We all know that saving more and borrowing less is critical for our financial health. Considering how harsh the last couple of years have been on so many people -- from young adults looking for work to retirees watching their pensions vaporize -- it's doubtful that old profligate habits will reassert themselves. Memories aren't that short.
The pressure to take financial responsibility isn't going away, either. Employers insist that workers take a do-it-yourself approach toward funding retirement (think 401(k)s). Colleges expect parents and students to come up with more tuition dollars (think student loans). Families are forced to reach deep into their pockets to pay health care bills (think high-deductible health insurance). For millions of Americans, their jobs and careers are insecure, turning everyday bill paying into a juggling act (think pink slip).
The good news is that despite stagnant wages, so many people are trying to do with a little less to save more.
Problem is, when it comes to restoring a better balance between spending and savings, we're largely on our own. We live in a DIY savings world. It's your fault if you didn't set money aside for an emergency, your kid's college education and your retirement. Yet there are very few resources that make it easy for small savers to set aside small amounts of money.
The rest of the world is different. In large parts of Europe and Asia, nationally based institutions encourage small savings, often offering incentives for even very small sums of money. In sharp contrast, the incentives in the U.S. are geared toward encouraging borrowing. "People who save also spend, and they borrow to buy homes and finance education," writes Sheldon Garon, professor of history and East Asian studies at Princeton University in his new book, Beyond Our Means: Why America Spends While the World Saves. "The key, as Japanese and Europeans have long argued, is the need for balance. From a global perspective, the United States dangerously departed from that balance over the past two to three decades."
"Dangerously departed" from thrift is right. Certainly, our public policies have encouraged borrowing rather than savings. For instance, we've lavished tax breaks on borrowing to own a home, including the mortgage interest deduction. In sharp contrast, Germany hasn't actively promoted homeownership. Instead, its priority has been encouraging savings and 85 percent of young people ages 14 to 24 had a savings account in 2003, according to Garon.
The savings and public policy history of other countries and the contrast with the American experience is a compelling story. Garon makes a powerful case that savings isn't about culture. It's policy.
We should learn from other nations, Garon says, as he delves deep into the experience of savings programs around the world through time. We could also take some lessons from our own history. Did you know that we had a (terrible) postal savings system in the early 20thcentury? (I didn't.) School savings banks were popular in the late 19thand early 20thcentury, too. Yet they largely disappeared after the Great Depression and World War II. In the postwar period, the emphasis changed from educating young people about thrift and savings to teaching them about consuming and borrowing.
Sad to say, the 19th and early 20th century notion of the democratization of savings became the late 20th century idea of the democratization of credit.

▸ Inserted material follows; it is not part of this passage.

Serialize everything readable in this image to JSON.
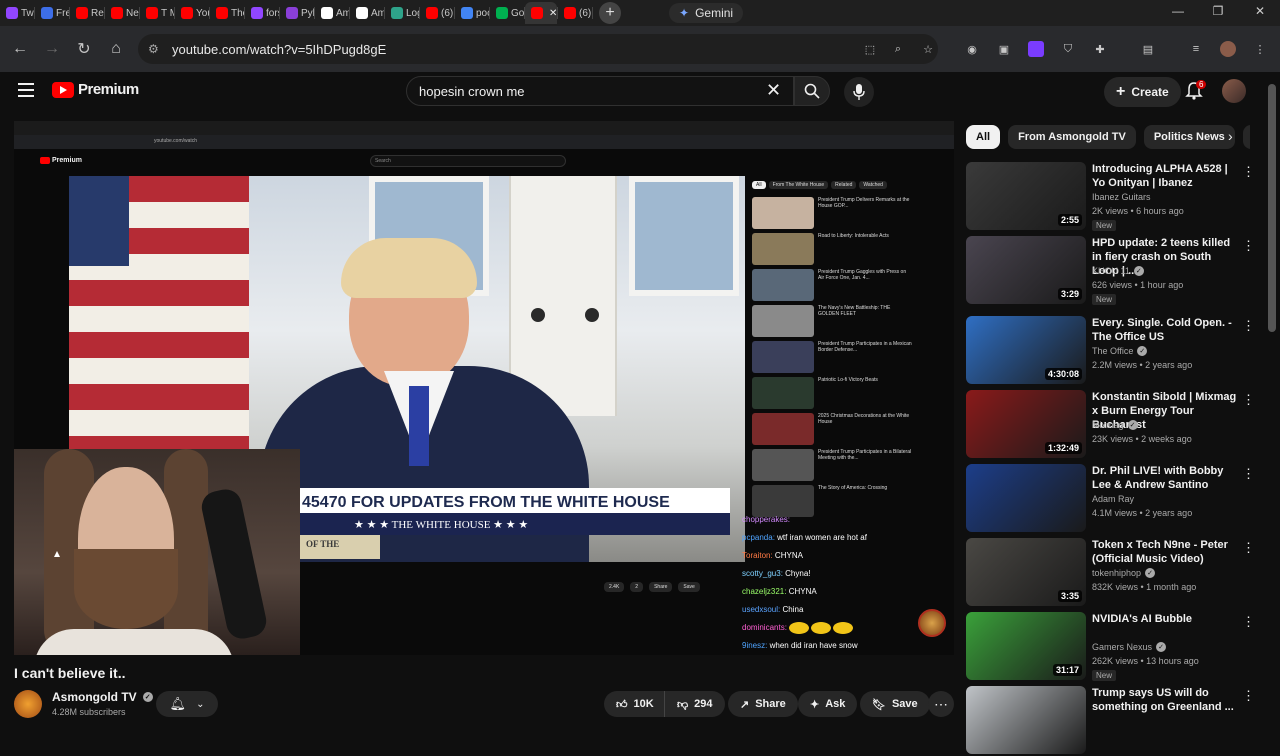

Taking steps at all levels of society -- government, business and education -- to expand low-cost very convenient savings institutions for small savers with small sums of money could go far in turning the current national conversation about the need for greater thrift into the reality of good money habits for the majority of Americans.
Here's an intriguing idea. Garon recently wrote an article suggesting the U.S. bring back postal savings as a means of both improving small savers' financial access and "saving" the post office itself. Why not? However, it should be modeled on the best practices for national postal savings systems rather than America's designed-to-fail experiment. I've argued elsewhere that credit unions and other financial institutions should set up shop in schools around the country. How about eliminating the mortgage interest deduction and substitute the tax-free treatment of all small savings (as in France and Germany)?
There's a lot that can be done to encourage greater savings in the U.S. It isn't a tale of denial and stinginess. No, it's about balance and freedom from the debt collector. You'll think about savings policies differently after pick up a copy of Beyond Our Means.